'Timely Manner'

A minority of Fed officials are concerned that the Fed's record balance sheet risks igniting dangerous price increases. A failure to exit "in a timely manner could have serious consequences for inflation and economic stability in the future," Philadelphia's Plosser said in a March speech.

"Should it prove necessary to counter inflationary pressures, I will be among the first to advocate the unwinding of some of the stimulus we have provided," Fisher said May 4.

Any interest-rate increase may still be far off, as the threat of rising expectations receded this month, giving the Fed breathing room. "You've got global uncertainties, some of which are abating, commodity prices moving off their peaks and oil prices drifting down, so I think that's helpful," Bullard said in an interview May 18.

'Transitory' Inflation

While the FOMC reiterated its view in the April 27 statement that the boost to inflation from higher commodity prices will be "transitory," Fed officials must be careful not to assume both food- and energy-price increases will dissipate and have little persistent effects on inflation, Davig said in an interview.
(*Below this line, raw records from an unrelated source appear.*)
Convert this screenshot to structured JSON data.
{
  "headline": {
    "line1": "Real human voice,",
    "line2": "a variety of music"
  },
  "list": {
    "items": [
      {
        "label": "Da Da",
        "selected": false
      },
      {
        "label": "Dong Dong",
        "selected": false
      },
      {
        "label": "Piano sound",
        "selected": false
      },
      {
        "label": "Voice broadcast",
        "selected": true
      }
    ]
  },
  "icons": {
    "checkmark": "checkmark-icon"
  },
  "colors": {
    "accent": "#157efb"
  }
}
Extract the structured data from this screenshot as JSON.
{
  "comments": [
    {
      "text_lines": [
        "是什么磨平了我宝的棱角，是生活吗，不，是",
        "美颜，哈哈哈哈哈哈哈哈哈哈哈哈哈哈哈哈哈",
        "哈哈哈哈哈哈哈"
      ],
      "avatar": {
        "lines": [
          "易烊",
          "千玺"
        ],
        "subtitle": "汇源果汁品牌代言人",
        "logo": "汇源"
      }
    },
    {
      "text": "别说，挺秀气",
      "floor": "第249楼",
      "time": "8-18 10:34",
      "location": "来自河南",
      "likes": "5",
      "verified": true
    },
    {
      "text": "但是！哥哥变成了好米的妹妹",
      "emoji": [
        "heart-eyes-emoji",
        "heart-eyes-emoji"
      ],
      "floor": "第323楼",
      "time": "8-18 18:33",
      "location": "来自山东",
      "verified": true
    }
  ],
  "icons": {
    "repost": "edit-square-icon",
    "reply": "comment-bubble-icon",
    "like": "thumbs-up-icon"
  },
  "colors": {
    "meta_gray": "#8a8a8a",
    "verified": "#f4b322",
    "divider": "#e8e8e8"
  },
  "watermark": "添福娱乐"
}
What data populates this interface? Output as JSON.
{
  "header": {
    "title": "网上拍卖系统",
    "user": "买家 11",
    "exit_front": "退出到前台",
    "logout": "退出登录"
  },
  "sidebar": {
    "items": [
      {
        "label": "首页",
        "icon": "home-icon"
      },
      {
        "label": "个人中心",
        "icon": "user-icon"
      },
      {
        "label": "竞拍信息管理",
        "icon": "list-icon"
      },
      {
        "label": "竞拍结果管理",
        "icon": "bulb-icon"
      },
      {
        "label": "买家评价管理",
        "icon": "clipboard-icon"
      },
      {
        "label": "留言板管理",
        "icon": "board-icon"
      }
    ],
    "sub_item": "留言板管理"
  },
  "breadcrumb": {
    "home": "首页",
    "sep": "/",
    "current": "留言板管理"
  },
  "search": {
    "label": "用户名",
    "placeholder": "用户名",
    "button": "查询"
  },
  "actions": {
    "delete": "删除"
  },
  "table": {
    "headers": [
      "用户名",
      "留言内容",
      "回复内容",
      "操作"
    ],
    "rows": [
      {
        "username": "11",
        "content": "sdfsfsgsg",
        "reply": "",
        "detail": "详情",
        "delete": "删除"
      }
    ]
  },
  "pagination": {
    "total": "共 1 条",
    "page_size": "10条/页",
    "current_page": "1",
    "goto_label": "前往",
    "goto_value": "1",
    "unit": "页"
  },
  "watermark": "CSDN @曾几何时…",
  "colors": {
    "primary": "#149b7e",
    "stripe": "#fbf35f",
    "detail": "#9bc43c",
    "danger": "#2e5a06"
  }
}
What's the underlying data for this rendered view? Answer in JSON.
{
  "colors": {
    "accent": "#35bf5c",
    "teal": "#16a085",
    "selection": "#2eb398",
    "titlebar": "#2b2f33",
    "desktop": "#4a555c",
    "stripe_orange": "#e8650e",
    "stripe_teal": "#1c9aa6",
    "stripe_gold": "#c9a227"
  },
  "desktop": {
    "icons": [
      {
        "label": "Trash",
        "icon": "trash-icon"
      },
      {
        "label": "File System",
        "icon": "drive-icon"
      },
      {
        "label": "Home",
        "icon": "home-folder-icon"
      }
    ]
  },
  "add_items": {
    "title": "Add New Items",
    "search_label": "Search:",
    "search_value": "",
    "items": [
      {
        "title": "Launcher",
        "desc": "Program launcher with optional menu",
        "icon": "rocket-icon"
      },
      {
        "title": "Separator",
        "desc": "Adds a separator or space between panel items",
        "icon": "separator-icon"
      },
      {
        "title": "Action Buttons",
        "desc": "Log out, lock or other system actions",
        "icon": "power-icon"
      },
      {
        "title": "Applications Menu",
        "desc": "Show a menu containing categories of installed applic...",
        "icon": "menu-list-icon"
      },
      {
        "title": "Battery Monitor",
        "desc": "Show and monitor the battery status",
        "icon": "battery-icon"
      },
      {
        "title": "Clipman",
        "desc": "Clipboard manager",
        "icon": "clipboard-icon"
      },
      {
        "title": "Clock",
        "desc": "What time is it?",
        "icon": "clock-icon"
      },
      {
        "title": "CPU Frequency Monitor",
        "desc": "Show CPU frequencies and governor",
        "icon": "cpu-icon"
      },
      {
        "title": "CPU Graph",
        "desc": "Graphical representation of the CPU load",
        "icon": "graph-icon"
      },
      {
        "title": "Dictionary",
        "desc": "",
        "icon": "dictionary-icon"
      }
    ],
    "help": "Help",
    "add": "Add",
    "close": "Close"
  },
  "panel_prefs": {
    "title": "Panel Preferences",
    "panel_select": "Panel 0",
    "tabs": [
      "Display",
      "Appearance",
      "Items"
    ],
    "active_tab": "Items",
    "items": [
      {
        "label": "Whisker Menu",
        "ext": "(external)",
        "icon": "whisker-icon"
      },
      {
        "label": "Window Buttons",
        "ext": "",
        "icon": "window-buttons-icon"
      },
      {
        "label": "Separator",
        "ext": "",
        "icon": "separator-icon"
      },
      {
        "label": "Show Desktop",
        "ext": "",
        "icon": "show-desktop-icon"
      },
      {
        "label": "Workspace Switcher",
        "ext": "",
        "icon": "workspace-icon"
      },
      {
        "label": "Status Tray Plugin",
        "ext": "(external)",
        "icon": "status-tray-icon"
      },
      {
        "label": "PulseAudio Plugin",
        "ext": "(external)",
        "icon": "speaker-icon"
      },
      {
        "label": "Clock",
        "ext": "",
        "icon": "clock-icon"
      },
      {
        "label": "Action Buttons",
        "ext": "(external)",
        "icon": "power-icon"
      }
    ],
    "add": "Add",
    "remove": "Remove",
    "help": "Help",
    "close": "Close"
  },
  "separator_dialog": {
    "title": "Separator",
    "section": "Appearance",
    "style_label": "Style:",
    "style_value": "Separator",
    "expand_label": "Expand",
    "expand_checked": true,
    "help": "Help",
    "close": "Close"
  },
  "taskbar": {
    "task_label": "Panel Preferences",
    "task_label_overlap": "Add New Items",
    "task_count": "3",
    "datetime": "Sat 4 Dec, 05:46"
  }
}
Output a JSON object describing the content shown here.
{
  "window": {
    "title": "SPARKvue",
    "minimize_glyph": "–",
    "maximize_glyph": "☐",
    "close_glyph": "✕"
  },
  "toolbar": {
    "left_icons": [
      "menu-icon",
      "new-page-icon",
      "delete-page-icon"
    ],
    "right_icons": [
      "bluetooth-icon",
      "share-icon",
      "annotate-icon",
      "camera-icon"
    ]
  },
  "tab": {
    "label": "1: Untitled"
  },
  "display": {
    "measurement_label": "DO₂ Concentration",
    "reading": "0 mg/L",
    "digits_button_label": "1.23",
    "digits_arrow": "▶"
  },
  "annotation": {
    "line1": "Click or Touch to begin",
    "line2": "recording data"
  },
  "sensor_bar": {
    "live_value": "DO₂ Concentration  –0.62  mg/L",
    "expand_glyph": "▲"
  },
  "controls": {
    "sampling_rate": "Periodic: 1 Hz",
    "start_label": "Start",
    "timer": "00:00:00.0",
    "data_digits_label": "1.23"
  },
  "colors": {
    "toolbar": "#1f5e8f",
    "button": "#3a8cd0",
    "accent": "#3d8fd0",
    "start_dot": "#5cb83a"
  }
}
"Food prices have a tendency, when they go up, to be more persistent, and we do see that spillover from higher food prices into longer-term measures of inflation," he said.

The attention the Fed pays to inflation expectations means investors, whether they agree with the central bank or not on the measures' importance, must pay attention themselves.

"The Fed absolutely does believe that inflation expectations matter," said Steve Lear, who helps oversee $130 billion as deputy chief investment officer at J.P. Morgan Asset Management in New York. "Needless to say, we care because the Fed cares."